Wednesday, March 31, 2004

Beautiful Shining Above Atomic Plant

Take a break from listening to the new Liberal Radio Mafia and check out a young lady from the Ukraine that rides her motorcycle through Chernobyl and takes pictures and makes a truly wicked 25 page or so web diary about what she sees. The pictures are mind-numbing enough, but her entries in rough English tell the real story. You and your magazines should do a story about this woman. If the last four pages of her diary don’t make you feel crazy, please hand in your humanity license at the front desk and make your reservation to join George Steinbrenner in the Seventh Circle of Hell. AND TELL HIM OZZIE SENT YOU WITH BEST WISHES FROM TINO MARTINEZ.

The liberal radio is kind of bugging me. You know? I hate Rush. I hate Hannity. I hate Ann Coulter. Not that she has a radio show of her own, but she does have conservative rage and writes books that make my balls shrink up into my kidneys because the fact that she is on the NYT best seller list means that Goebbels-esque discourse is so totally part of the national cant, not to mention that she looks like five twigs lashed together with scarecrow hair and I can hear the bracelets jangling on her tiny little wrists and that thought gives me a headache.
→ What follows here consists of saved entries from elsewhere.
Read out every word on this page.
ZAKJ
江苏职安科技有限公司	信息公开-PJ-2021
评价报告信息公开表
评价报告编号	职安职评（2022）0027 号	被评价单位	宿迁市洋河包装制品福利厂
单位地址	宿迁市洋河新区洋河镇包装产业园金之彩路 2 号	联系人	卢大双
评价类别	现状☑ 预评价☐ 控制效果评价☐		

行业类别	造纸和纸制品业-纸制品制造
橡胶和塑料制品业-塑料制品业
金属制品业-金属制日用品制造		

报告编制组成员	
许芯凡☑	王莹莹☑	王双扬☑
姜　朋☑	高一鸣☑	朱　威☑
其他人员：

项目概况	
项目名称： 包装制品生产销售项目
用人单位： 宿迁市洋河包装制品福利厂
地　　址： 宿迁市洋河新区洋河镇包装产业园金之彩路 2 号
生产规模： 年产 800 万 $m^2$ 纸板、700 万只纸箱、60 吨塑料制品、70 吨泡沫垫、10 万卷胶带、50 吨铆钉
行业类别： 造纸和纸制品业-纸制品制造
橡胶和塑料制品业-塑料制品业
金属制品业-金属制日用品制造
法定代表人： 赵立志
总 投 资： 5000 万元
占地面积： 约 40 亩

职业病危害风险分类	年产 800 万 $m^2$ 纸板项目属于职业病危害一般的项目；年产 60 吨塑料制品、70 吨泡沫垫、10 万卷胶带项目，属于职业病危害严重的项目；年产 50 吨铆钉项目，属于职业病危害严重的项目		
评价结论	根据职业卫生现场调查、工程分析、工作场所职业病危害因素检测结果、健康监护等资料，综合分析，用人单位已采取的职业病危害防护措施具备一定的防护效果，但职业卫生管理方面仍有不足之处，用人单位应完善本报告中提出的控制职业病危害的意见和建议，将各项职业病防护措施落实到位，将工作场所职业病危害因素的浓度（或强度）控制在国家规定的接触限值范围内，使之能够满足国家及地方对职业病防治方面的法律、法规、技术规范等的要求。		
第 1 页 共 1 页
Dunno why. Maybe I’m just imagining things about her jacket photo. Drudge makes me laugh, but he Dem bashes like G. Gordon Liddy in a prison shower, which tuckers me out. Pagilla likes him though. so WTF. But I’ll tell ya what I do like, and it’s sports radio.

Sports Talk Radio is so totally almost-macho and jokey and retardo that it has won me over, even when the jocks aren’t just talking about baseball. Every other commercial break has an ad for things like Pajama-grams to get your wife when she’s mad at you for raiding your kid’s college fund to pay off your bookie. That and Ultra-Carb weight loss pills that “work wherever the beer and pizza is affecting you. Because ladies notice!” This crapola comforts me. Pointless interviews with Bill Walton about his all-time Final Four team (UConn over Duke and then OK State this weekend, btw) comfort me. Tomorrow Dan Patrick will interview Hank Aaron. Who really cares what is said? He could call Babe Ruth a honky Yankee drunk he was glad to home school. Ta-dow! He won't cause he's a class act, but even if he was giving us his recipe for matza soup, you need that. It’s HANK FUCKING AARON. PREACH, HANK!

Easy goofball jocularity has a ring of the familiar to anyone who grew up loving sports, and it probably turns you off and I realize that I’ll never be able to convert you. But, hear me out. It’s never SMUG. I’m so tired of SMUG. Terry Gross sounds smug. Ira Glass, even if I often like his show. Al Franken talks like a dick stalk. Not to free associate all over your internet time, but I think smug is what killed Al Gore, and it could well kill John Kerry. Liberals need to wean themselves from the smug teat NOW. May I introduce you to Tony Kornheiser?